Sarmiento Raymond Francis, Dernoncourt Franck
U.S. Centers for Disease Control and Prevention, National Institute for Occupational Safety and Health, Washington, USA
Computer Science and Artificial Intelligence Laboratory, Massachusetts Institute of Technology, Cambridge, USA
Retrieving information from structured data tables in a large database may be performed with little to no difficulty, but structured data may not always contain all that is needed to retrieve accurate information compared to narratives from clinical notes. The large volume of clinical notes, however, requires special processing to access the information contained in their unstructured format.

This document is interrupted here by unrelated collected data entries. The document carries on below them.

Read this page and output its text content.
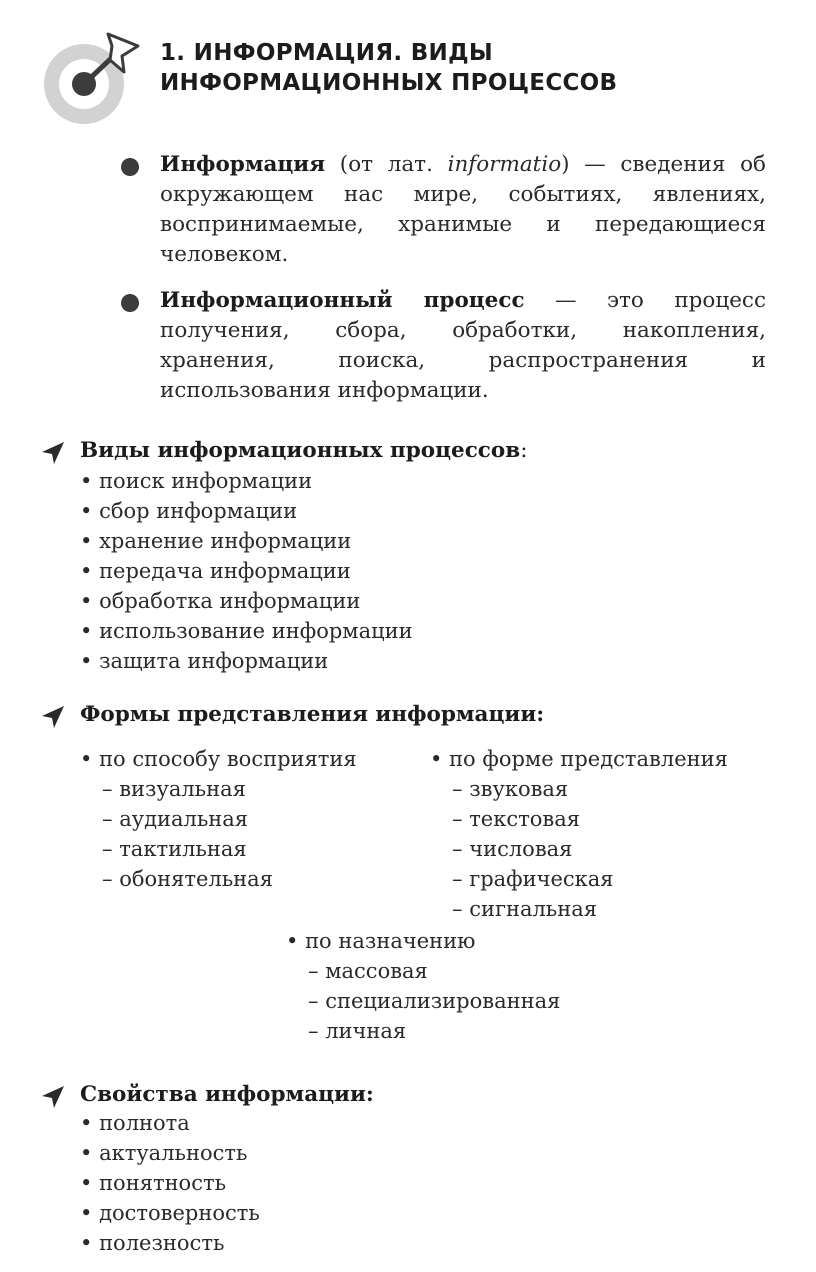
1. ИНФОРМАЦИЯ. ВИДЫ
ИНФОРМАЦИОННЫХ ПРОЦЕССОВ
Информация (от лат. informatio) — сведения об окружающем нас мире, событиях, явлениях, воспринимаемые, хранимые и передающиеся человеком.
Информационный процесс — это процесс получения, сбора, обработки, накопления, хранения, поиска, распространения и использования информации.
Виды информационных процессов:
• поиск информации
• сбор информации
• хранение информации
• передача информации
• обработка информации
• использование информации
• защита информации
Формы представления информации:
• по способу восприятия
– визуальная
– аудиальная
– тактильная
– обонятельная
• по форме представления
– звуковая
– текстовая
– числовая
– графическая
– сигнальная
• по назначению
– массовая
– специализированная
– личная
Свойства информации:
• полнота
• актуальность
• понятность
• достоверность
• полезность
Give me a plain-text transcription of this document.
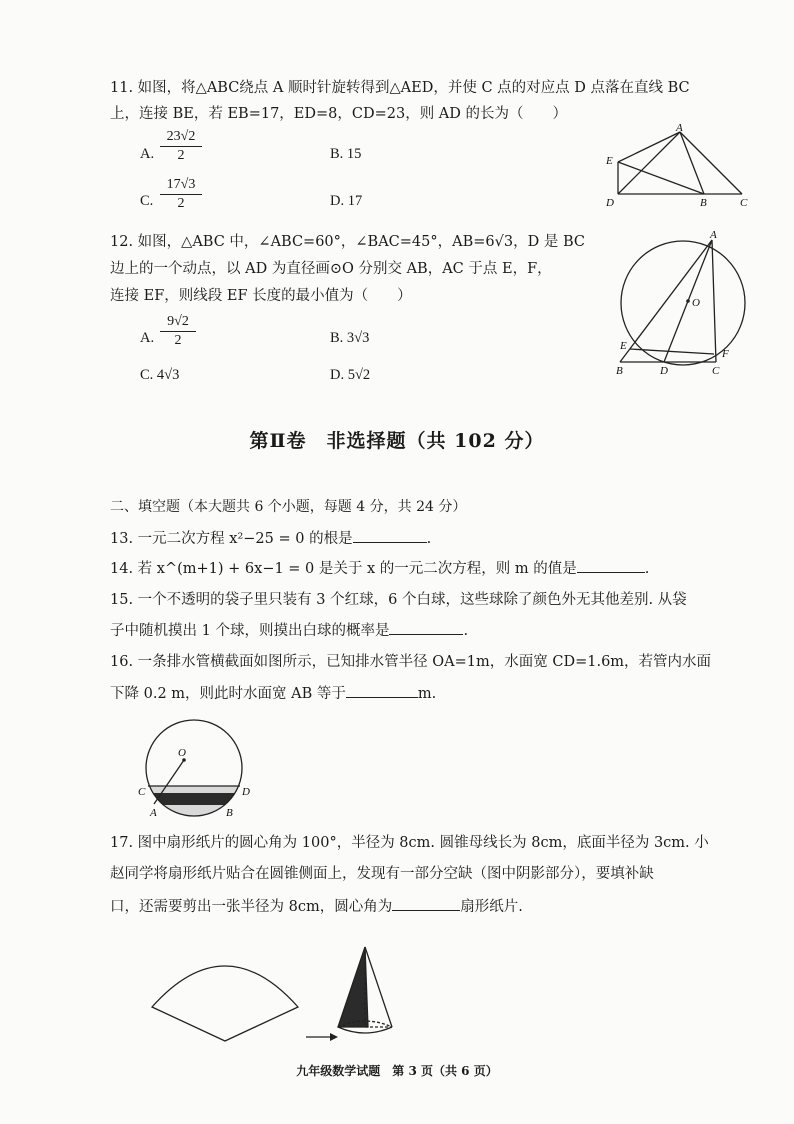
11. 如图，将△ABC绕点 A 顺时针旋转得到△AED，并使 C 点的对应点 D 点落在直线 BC
上，连接 BE，若 EB=17，ED=8，CD=23，则 AD 的长为（　　）
A. $\frac{23√2}{2}$	B. 15
C. $\frac{17√3}{2}$	D. 17
A
E
D	B	C
12. 如图，△ABC 中，∠ABC=60°，∠BAC=45°，AB=6√3，D 是 BC
边上的一个动点，以 AD 为直径画⊙O 分别交 AB，AC 于点 E，F，
连接 EF，则线段 EF 长度的最小值为（　　）
A. $\frac{9√2}{2}$	B. 3√3
C. 4√3	D. 5√2
A
O
E
F
B	D	C
第Ⅱ卷　非选择题（共 102 分）
二、填空题（本大题共 6 个小题，每题 4 分，共 24 分）
13. 一元二次方程 x²−25 = 0 的根是	.
14. 若 x^(m+1) + 6x−1 = 0 是关于 x 的一元二次方程，则 m 的值是	.
15. 一个不透明的袋子里只装有 3 个红球，6 个白球，这些球除了颜色外无其他差别. 从袋
子中随机摸出 1 个球，则摸出白球的概率是	.
16. 一条排水管横截面如图所示，已知排水管半径 OA=1m，水面宽 CD=1.6m，若管内水面
下降 0.2 m，则此时水面宽 AB 等于	m.
O
C	D
A	B
17. 图中扇形纸片的圆心角为 100°，半径为 8cm. 圆锥母线长为 8cm，底面半径为 3cm. 小
赵同学将扇形纸片贴合在圆锥侧面上，发现有一部分空缺（图中阴影部分），要填补缺
口，还需要剪出一张半径为 8cm，圆心角为	扇形纸片.
九年级数学试题　第 3 页（共 6 页）
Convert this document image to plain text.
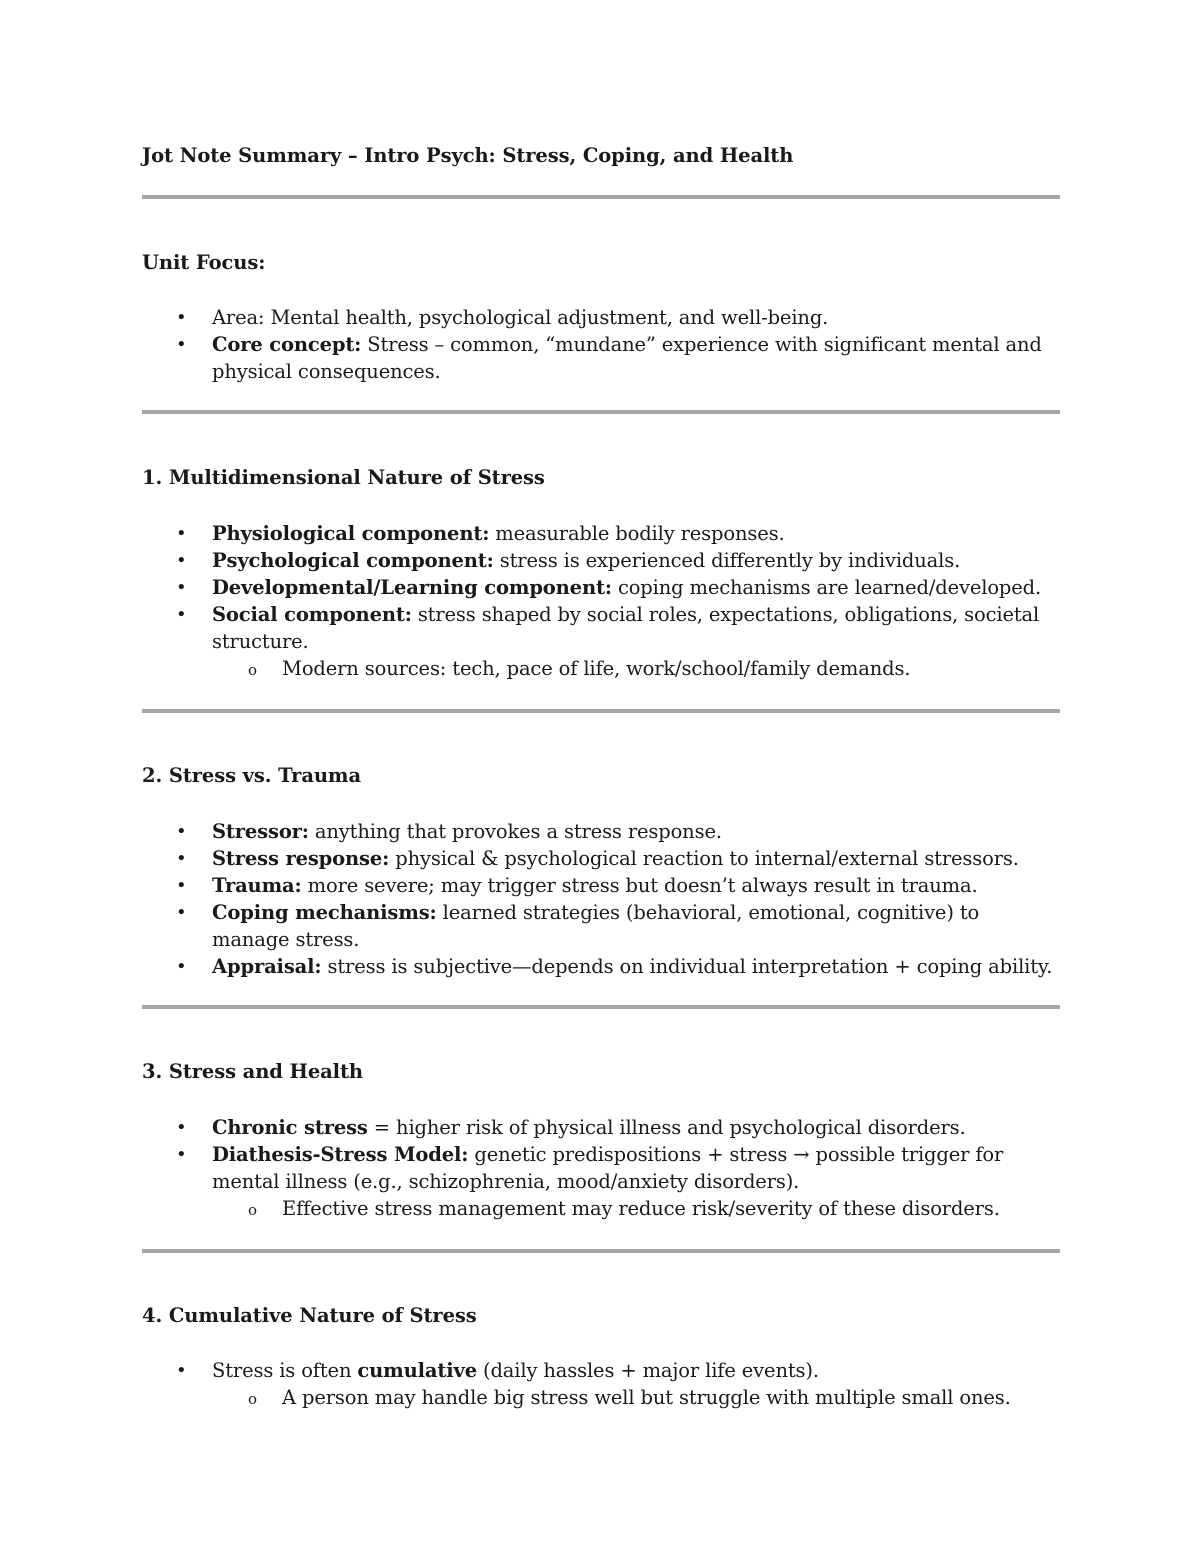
Jot Note Summary – Intro Psych: Stress, Coping, and Health
Unit Focus:
• Area: Mental health, psychological adjustment, and well-being.
• Core concept: Stress – common, “mundane” experience with significant mental and physical consequences.
1. Multidimensional Nature of Stress
• Physiological component: measurable bodily responses.
• Psychological component: stress is experienced differently by individuals.
• Developmental/Learning component: coping mechanisms are learned/developed.
• Social component: stress shaped by social roles, expectations, obligations, societal structure.
o Modern sources: tech, pace of life, work/school/family demands.
2. Stress vs. Trauma
• Stressor: anything that provokes a stress response.
• Stress response: physical & psychological reaction to internal/external stressors.
• Trauma: more severe; may trigger stress but doesn’t always result in trauma.
• Coping mechanisms: learned strategies (behavioral, emotional, cognitive) to manage stress.
• Appraisal: stress is subjective—depends on individual interpretation + coping ability.
3. Stress and Health
• Chronic stress = higher risk of physical illness and psychological disorders.
• Diathesis-Stress Model: genetic predispositions + stress → possible trigger for mental illness (e.g., schizophrenia, mood/anxiety disorders).
o Effective stress management may reduce risk/severity of these disorders.
4. Cumulative Nature of Stress
• Stress is often cumulative (daily hassles + major life events).
o A person may handle big stress well but struggle with multiple small ones.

In this case study, we present a comparison of two techniques (structured data extraction and natural language processing) and we evaluate their utility in identifying a specific patient cohort from a large clinical database.
从大型数据库中的结构化数据表检索信息可能几乎没有困难,甚至毫无困难,但与临床记录中的叙述相比,结构化数据可能并不总是包含检索准确信息所需的所有内容。然而,大量的临床记录需要进行特殊处理才能获取其中非结构化格式所包含的信息。在本案例研究中,我们对两种技术(结构化数据提取和自然语言处理)进行了比较,并评估了它们在从大型临床数据库中识别特定患者队列方面的效用。